Los estados brasileños se unen para proteger la Amazonía sin depender


El “Consorcio Amazonia Legal” tiene como objetivo recaudar 1.500 millones de reales (unos 300 millones de dólares) para financiar proyectos sostenibles.

Los nueve gobiernos regionales que forman parte de la Amazonía brasileña lanzaron este viernes una estrategia para combatir la deforestación del bosque tropical más grande del planeta en la que actuarán directamente, como una coalición para obtener recursos, sin depender del Gobierno de Jair Bolsonaro.

El “Consorcio Amazonas Legal” tiene como objetivo recaudar 1.500 millones de reales (unos 300 millones de dólares) para financiar proyectos sostenibles y fortalecer la lucha contra la devastación de la vegetación nativa en la región amazónica del país.

Es una acción independiente del gobierno de Bolsonaro, cuyas políticas ambientales han ahuyentado el apoyo extranjero para el cuidado de la selva.

El mandatario defiende la explotación de los recursos naturales en la Amazonía, incluso en las reservas indígenas, y ha relajado el control de las actividades que atacan directamente al medio ambiente, como la minería y el comercio de madera, en su mayoría practicadas ilegalmente en esa región. .

“Estamos creando, por primera vez en Brasil, una estrategia regional, que no depende del nivel federal, para que los recursos se puedan invertir directamente en la región”, dijo Flavio Dino, gobernador del estado de Maranhao y presidente de el Consorcio.

Los recursos se utilizarán para lanzar el Plan de Recuperación Verde (PRV) con el que busca frenar la deforestación ilegal, promover el desarrollo productivo sostenible, invertir en tecnología y capacitación verde y promover la infraestructura verde.

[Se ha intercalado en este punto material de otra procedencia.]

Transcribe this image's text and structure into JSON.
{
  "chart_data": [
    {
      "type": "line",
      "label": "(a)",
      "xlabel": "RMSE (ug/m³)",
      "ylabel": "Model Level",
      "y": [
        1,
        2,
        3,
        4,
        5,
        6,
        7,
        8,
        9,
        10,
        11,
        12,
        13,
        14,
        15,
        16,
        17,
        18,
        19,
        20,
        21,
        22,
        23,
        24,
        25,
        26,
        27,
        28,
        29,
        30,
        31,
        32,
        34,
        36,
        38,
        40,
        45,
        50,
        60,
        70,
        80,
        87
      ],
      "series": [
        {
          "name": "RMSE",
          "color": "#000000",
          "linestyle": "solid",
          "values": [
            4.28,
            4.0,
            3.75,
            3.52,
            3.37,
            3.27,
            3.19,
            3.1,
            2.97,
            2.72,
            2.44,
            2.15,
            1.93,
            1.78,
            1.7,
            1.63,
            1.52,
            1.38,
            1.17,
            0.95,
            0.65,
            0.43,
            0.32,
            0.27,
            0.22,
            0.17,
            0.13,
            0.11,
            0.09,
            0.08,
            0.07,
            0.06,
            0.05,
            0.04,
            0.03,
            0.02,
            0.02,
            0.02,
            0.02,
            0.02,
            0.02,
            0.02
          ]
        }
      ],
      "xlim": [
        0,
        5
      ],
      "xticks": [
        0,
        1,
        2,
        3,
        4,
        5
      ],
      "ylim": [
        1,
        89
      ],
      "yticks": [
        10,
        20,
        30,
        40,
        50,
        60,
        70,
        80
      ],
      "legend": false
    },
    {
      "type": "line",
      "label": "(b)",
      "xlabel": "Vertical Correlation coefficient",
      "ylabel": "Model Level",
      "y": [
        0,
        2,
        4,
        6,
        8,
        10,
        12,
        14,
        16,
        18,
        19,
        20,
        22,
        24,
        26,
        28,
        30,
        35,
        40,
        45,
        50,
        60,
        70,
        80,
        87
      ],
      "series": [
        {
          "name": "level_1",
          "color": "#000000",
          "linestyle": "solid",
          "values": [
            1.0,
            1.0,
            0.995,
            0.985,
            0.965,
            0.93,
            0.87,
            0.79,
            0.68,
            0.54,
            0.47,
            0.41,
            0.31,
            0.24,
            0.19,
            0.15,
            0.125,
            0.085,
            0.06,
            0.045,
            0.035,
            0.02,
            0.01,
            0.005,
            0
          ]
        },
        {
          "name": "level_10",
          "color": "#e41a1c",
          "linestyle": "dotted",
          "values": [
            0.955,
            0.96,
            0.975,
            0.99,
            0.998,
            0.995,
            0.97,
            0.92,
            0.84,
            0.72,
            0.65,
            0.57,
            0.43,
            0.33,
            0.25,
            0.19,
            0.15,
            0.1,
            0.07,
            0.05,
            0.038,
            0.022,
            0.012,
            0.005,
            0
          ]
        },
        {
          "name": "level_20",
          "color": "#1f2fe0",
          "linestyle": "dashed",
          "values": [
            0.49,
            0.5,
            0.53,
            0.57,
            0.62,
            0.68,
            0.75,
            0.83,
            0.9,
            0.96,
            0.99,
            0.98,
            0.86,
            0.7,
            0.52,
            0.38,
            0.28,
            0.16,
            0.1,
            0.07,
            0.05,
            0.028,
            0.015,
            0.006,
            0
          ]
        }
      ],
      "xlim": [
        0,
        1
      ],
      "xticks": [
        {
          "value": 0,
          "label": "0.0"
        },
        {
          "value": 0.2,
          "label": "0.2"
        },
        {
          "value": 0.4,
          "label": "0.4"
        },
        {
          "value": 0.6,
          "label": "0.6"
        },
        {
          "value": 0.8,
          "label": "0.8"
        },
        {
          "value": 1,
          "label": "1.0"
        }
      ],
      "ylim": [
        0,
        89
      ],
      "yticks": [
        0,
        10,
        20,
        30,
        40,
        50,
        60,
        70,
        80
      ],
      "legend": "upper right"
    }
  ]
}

La estrategia de estos nueve gobernadores surge luego de que, hace una semana, la organización defensora de derechos humanos Human Rights Watch solicitara directamente a esas administraciones que tomaran medidas “inmediatas” para cumplir con sus compromisos de frenar la deforestación ilegal, si querían contar con recursos. internacional

Desde que Bolsonaro llegó al poder el 1 de enero de 2019, la deforestación de la selva amazónica ha sido una de las peores en la historia de Brasil.

En el primer semestre del año, la devastación afectó 3.609 kilómetros cuadrados, un 17,1% más que la tala registrada entre enero y junio de 2020, según datos difundidos este viernes por el Instituto Nacional de Investigaciones Espaciales (Inpe), y la tasa más alta registrada. para este período desde 2016.

En 2020, se cortaron 10.800 kilómetros cuadrados de vegetación nativa en la Amazonía brasileña, la tasa más alta en 12 años.